«Weder Richterin noch Unterworfene»
Mittwochs im Kino - Loris S. Musumeci
« Ich kann schwören, dass der Zorn Allahs nichts im Vergleich zu mir ist.»
Richterin Anne Gruwez sieht in ihrem Brüsseler Büro die erbärmlichsten bis beängstigendsten Verbrecher vorbeiziehen. Und doch ist ihre Ruhe immer mit von der Partie, ebenso wie ihr Sinn für Humor, der von Autorität und Mitgefühl geprägt ist. Da sie sich mit den Polizisten gut versteht, fährt sie gerne mit ihrem Citroën 2CV zu den Tatorten der Verbrechen. Dabei stellt sie jedem eine Vielzahl von Fragen, die sowohl Erstaunen als auch Bewunderung hervorrufen.
Anne Gruwez et ses « clients »
Les réalisateurs belges Jean Libon et Yves Hinant ont suivi le juge d’instruction durant trois ans. Ils voulaient montrer leur regard sur un monde judiciaire en lien direct avec la pâte humaine. Anne Gruwez leur a permis bien davantage, tant elle surprend. Le spectateur découvre l’histoire de prostituées, de voleurs, de maris violents et même d’une famille consanguine ; mais encore, le traitement méthodique d’un juge sur ses dossiers, sentant de manière quasi instinctive la bonne décision à prendre.
Anne Gruwez teste ses « clients » – ainsi les nomme-t-elle – en jouant tantôt la naïve, tantôt l’institutrice ou la détective. Ceux qui prennent des allures de malins provocateurs reçoivent en retour une bonne dose de sarcasme incisif qui les fait se taire et baisser la tête. Aux humbles, elle accorde de la douceur, mais jamais sans humour. La salle entière rit, en effet, malgré la criminalité qui défile sous ses yeux. Ni juge, ni soumise est assurément rendu comique par la personnalité hors du commun du juge.
Respect pour les vivants, diffamation pour les morts
S’il y a bel et bien un aspect de comédie dans le film, il serait légitime d’en questionner sa justesse. Peut-on rire de la misère du monde ? Les réalisateurs paraissent assez au clair sur la question, dans la mesure où l’attitude d’Anne Gruwez ne tombe jamais dans la moquerie gratuite. Ses réponses loufoques ou glaçantes sont mises au service du jugement, de la prise de conscience et du dévoilement de la vérité.

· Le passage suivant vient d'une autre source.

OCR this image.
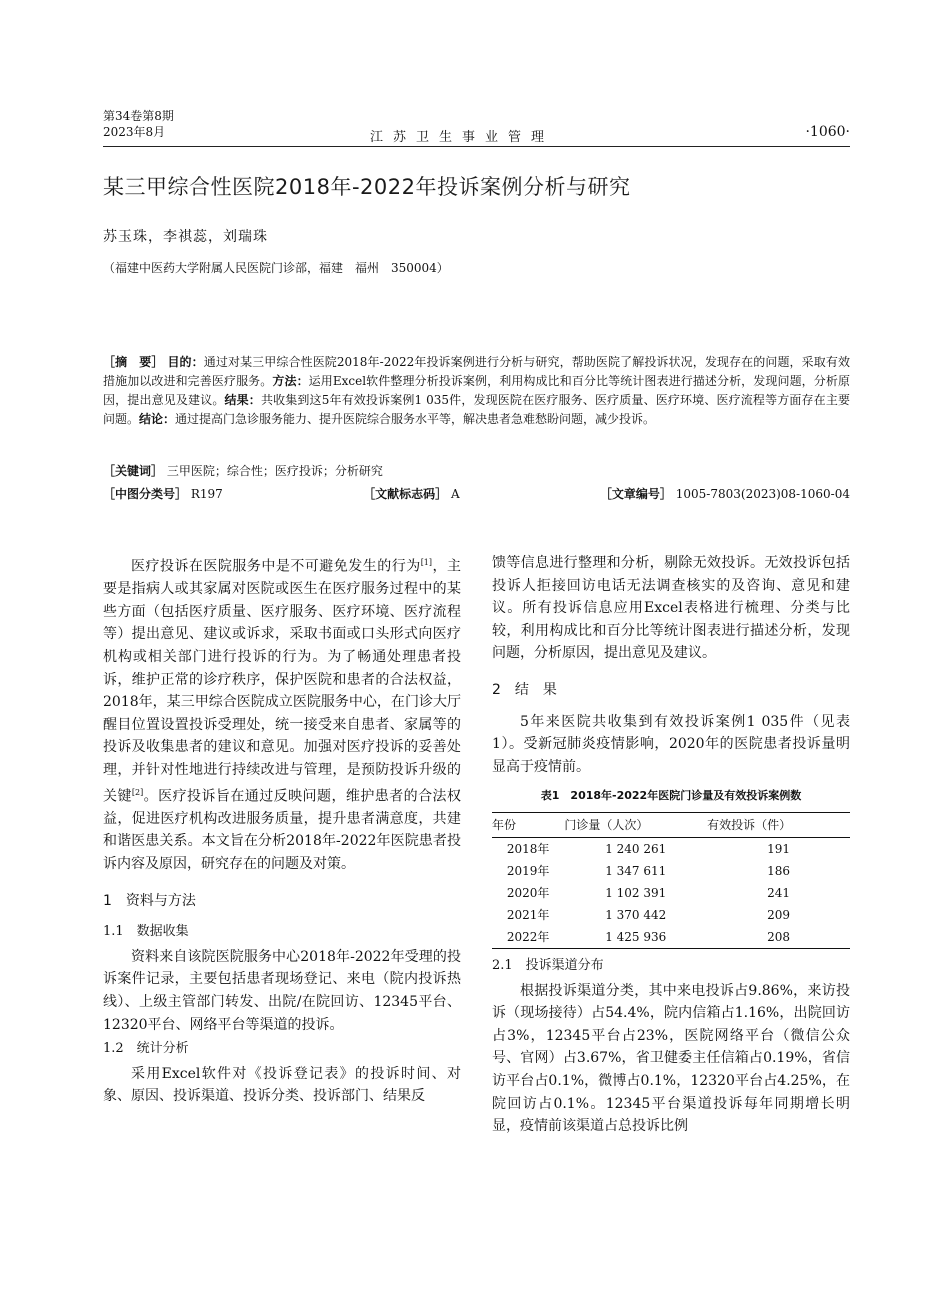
第34卷第8期
2023年8月	江苏卫生事业管理	·1060·
某三甲综合性医院2018年-2022年投诉案例分析与研究
苏玉珠，李祺蕊，刘瑞珠
（福建中医药大学附属人民医院门诊部，福建　福州　350004）
［摘　要］ 目的：通过对某三甲综合性医院2018年-2022年投诉案例进行分析与研究，帮助医院了解投诉状况，发现存在的问题，采取有效措施加以改进和完善医疗服务。方法：运用Excel软件整理分析投诉案例，利用构成比和百分比等统计图表进行描述分析，发现问题，分析原因，提出意见及建议。结果：共收集到这5年有效投诉案例1 035件，发现医院在医疗服务、医疗质量、医疗环境、医疗流程等方面存在主要问题。结论：通过提高门急诊服务能力、提升医院综合服务水平等，解决患者急难愁盼问题，减少投诉。
［关键词］ 三甲医院；综合性；医疗投诉；分析研究
［中图分类号］ R197	［文献标志码］ A	［文章编号］ 1005-7803(2023)08-1060-04

医疗投诉在医院服务中是不可避免发生的行为[1]，主要是指病人或其家属对医院或医生在医疗服务过程中的某些方面（包括医疗质量、医疗服务、医疗环境、医疗流程等）提出意见、建议或诉求，采取书面或口头形式向医疗机构或相关部门进行投诉的行为。为了畅通处理患者投诉，维护正常的诊疗秩序，保护医院和患者的合法权益，2018年，某三甲综合医院成立医院服务中心，在门诊大厅醒目位置设置投诉受理处，统一接受来自患者、家属等的投诉及收集患者的建议和意见。加强对医疗投诉的妥善处理，并针对性地进行持续改进与管理，是预防投诉升级的关键[2]。医疗投诉旨在通过反映问题，维护患者的合法权益，促进医疗机构改进服务质量，提升患者满意度，共建和谐医患关系。本文旨在分析2018年-2022年医院患者投诉内容及原因，研究存在的问题及对策。

1　资料与方法
1.1　数据收集

资料来自该院医院服务中心2018年-2022年受理的投诉案件记录，主要包括患者现场登记、来电（院内投诉热线）、上级主管部门转发、出院/在院回访、12345平台、12320平台、网络平台等渠道的投诉。

1.2　统计分析

采用Excel软件对《投诉登记表》的投诉时间、对象、原因、投诉渠道、投诉分类、投诉部门、结果反

馈等信息进行整理和分析，剔除无效投诉。无效投诉包括投诉人拒接回访电话无法调查核实的及咨询、意见和建议。所有投诉信息应用Excel表格进行梳理、分类与比较，利用构成比和百分比等统计图表进行描述分析，发现问题，分析原因，提出意见及建议。

2　结　果

5年来医院共收集到有效投诉案例1 035件（见表1）。受新冠肺炎疫情影响，2020年的医院患者投诉量明显高于疫情前。

表1　2018年-2022年医院门诊量及有效投诉案例数
年份	门诊量（人次）	有效投诉（件）
2018年	1 240 261	191
2019年	1 347 611	186
2020年	1 102 391	241
2021年	1 370 442	209
2022年	1 425 936	208
2.1　投诉渠道分布

根据投诉渠道分类，其中来电投诉占9.86%，来访投诉（现场接待）占54.4%，院内信箱占1.16%，出院回访占3%，12345平台占23%，医院网络平台（微信公众号、官网）占3.67%，省卫健委主任信箱占0.19%，省信访平台占0.1%，微博占0.1%，12320平台占4.25%，在院回访占0.1%。12345平台渠道投诉每年同期增长明显，疫情前该渠道占总投诉比例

Une précaution technique accompagne la dignité du documentaire : le mouvement de la caméra face au juge. Il fixe le personnage dans un cadre assez large pour lui laisser la liberté de mouvement. Conséquence : Anne Gruwez donne le rythme et le ton à l’image. Elle est une professionnelle de la justice et connaît la procédure. Elle évite ainsi à la caméra un filmage humiliant.
Le respect accordé aux vivants n’est cependant pas adressé aux morts. Sur ce point, précisément, le film va trop loin jusqu’à dépasser une limite éthique et donner mal au ventre. Figurer à l’écran de vraies photographies de cadavres ou , pis encore, un cadavre déterré pour une enquête, gâche une réalisation, qui savait tenir en équilibre ses aspects plaisant et poignant. En outre, laisser parler impunément une mère démente ayant étranglé à mort son enfant est certes admissible, en vue de déshabiller la réalité, mais de mauvais goût. Ni juge, ni soumise aurait pu juger avec humour, sans se soumettre à l’obscénité de certaines scènes.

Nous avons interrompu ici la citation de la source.